Tuesday, August 24, 2010

Hard Drives

An incipient hard drive failure recently forced me to go shopping for a bare drive for the first time in about six years.  The fact that I saw it coming is miracle enough.  Windows XP actually warned me each time I rebooted that the boot drive would soon fail and I should back it up immediately. Well, I had a spare, even larger 250 GB drive, but it took me a week to get the proper software  I settled on Acronis True Image because it gets better reviews than Ghost.  A few hours after the backup, the boot drive failed. The symptom was one I had never experienced. The boot drive was master and the clone drive was slave. When the master failed, Windows couldn't switch to the slave because the master controller was what failed.  So I disconnected the bad drive and replugged the clone as master.  I had forgotten the F2 trick to open BIOS setup, but the True Image CD came to the rescue. It has a clickable link that says "Boot Windows."  So at least I could surf the web to find the F2 trick and fix the BIOS..

Anyway, now I needed a spare drive. The previous one had been spinning alongside the failed drive since I bought the desktop in 2004.  Best to assume it is doomed to fail before long.

Drives have changed a lot in six years!  The old style interface, ATA/ATAPI (aka IDE or parallel ATA) is hard to find and prices are rising.  The new standard is the cheaper SATA (serial ATA.)  On top of that, my "old" PC has the almost as old PCI bus on the motherboard.  Big decision: buy old technology or new?  Web surfing to the rescue!

It turns out that even after buying new signal and power cables (of course SATA had to be different!) and buying a PCI version of the SATA controller, it was a break-even deal to go with the new technology.  A 500 GB SATA drive goes for an amazing $41.00 to $45.00.  There are cheaper ways than a new controller, but adapters cost just a few dollars less and you can only attach one SATA drive to it. That's a nice solution for a TiVo upgrade, but I had to assume I would need a second SATA drive soon. My new controller can accept two SATA internal drives or one internal and one external.

It had been a long time since I looked at the technology, but a few hours on the web brought me up to speed.  Still, rather than order on line, I decided to call Tiger Direct and get them to validate my choices.  Good move.  I had missed the fact that it needed a power cable adapter.

The drive, controller, and cables are due here in two days.

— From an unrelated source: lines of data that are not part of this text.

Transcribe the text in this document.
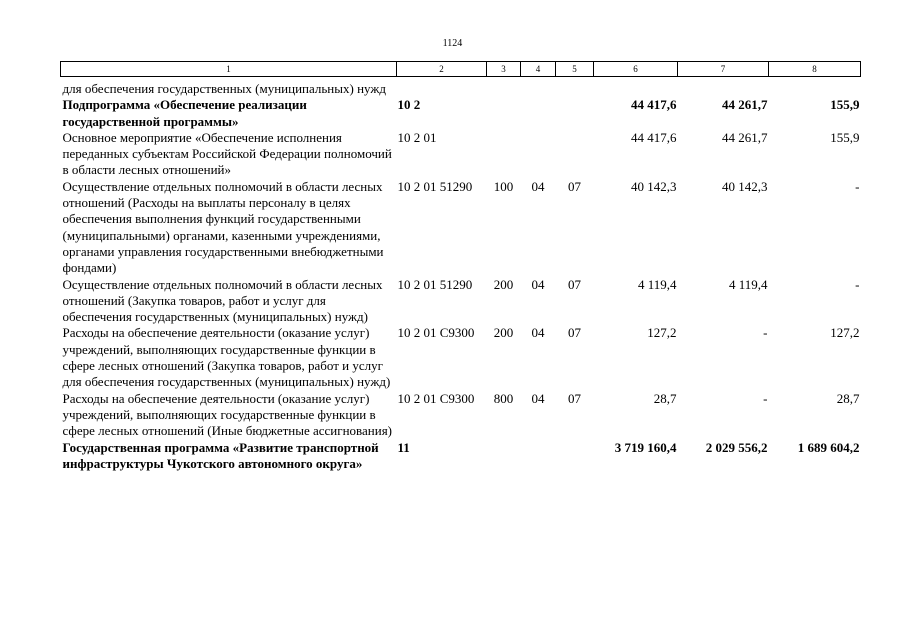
1124
1	2	3	4	5	6	7	8
для обеспечения государственных (муниципальных) нужд							
Подпрограмма «Обеспечение реализации государственной программы»	10 2				44 417,6	44 261,7	155,9
Основное мероприятие «Обеспечение исполнения переданных субъектам Российской Федерации полномочий в области лесных отношений»	10 2 01				44 417,6	44 261,7	155,9
Осуществление отдельных полномочий в области лесных отношений (Расходы на выплаты персоналу в целях обеспечения выполнения функций государственными (муниципальными) органами, казенными учреждениями, органами управления государственными внебюджетными фондами)	10 2 01 51290	100	04	07	40 142,3	40 142,3	-
Осуществление отдельных полномочий в области лесных отношений (Закупка товаров, работ и услуг для обеспечения государственных (муниципальных) нужд)	10 2 01 51290	200	04	07	4 119,4	4 119,4	-
Расходы на обеспечение деятельности (оказание услуг) учреждений, выполняющих государственные функции в сфере лесных отношений (Закупка товаров, работ и услуг для обеспечения государственных (муниципальных) нужд)	10 2 01 С9300	200	04	07	127,2	-	127,2
Расходы на обеспечение деятельности (оказание услуг) учреждений, выполняющих государственные функции в сфере лесных отношений (Иные бюджетные ассигнования)	10 2 01 С9300	800	04	07	28,7	-	28,7
Государственная программа «Развитие транспортной инфраструктуры Чукотского автономного округа»	11				3 719 160,4	2 029 556,2	1 689 604,2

I feel comfortable that it will go well.  Frankly, the worst part of the install is likely to be getting the failed drive out of the case. It's already disconnected, but the screws holding it in require a 90-degree Phillips screwdriver.

As for Tiger Direct, more news there.  They now charge Texas state sales tax.  Seems they have a hookup with one CompUSA store in the Dallas area and are opening a TigerDirect store near it.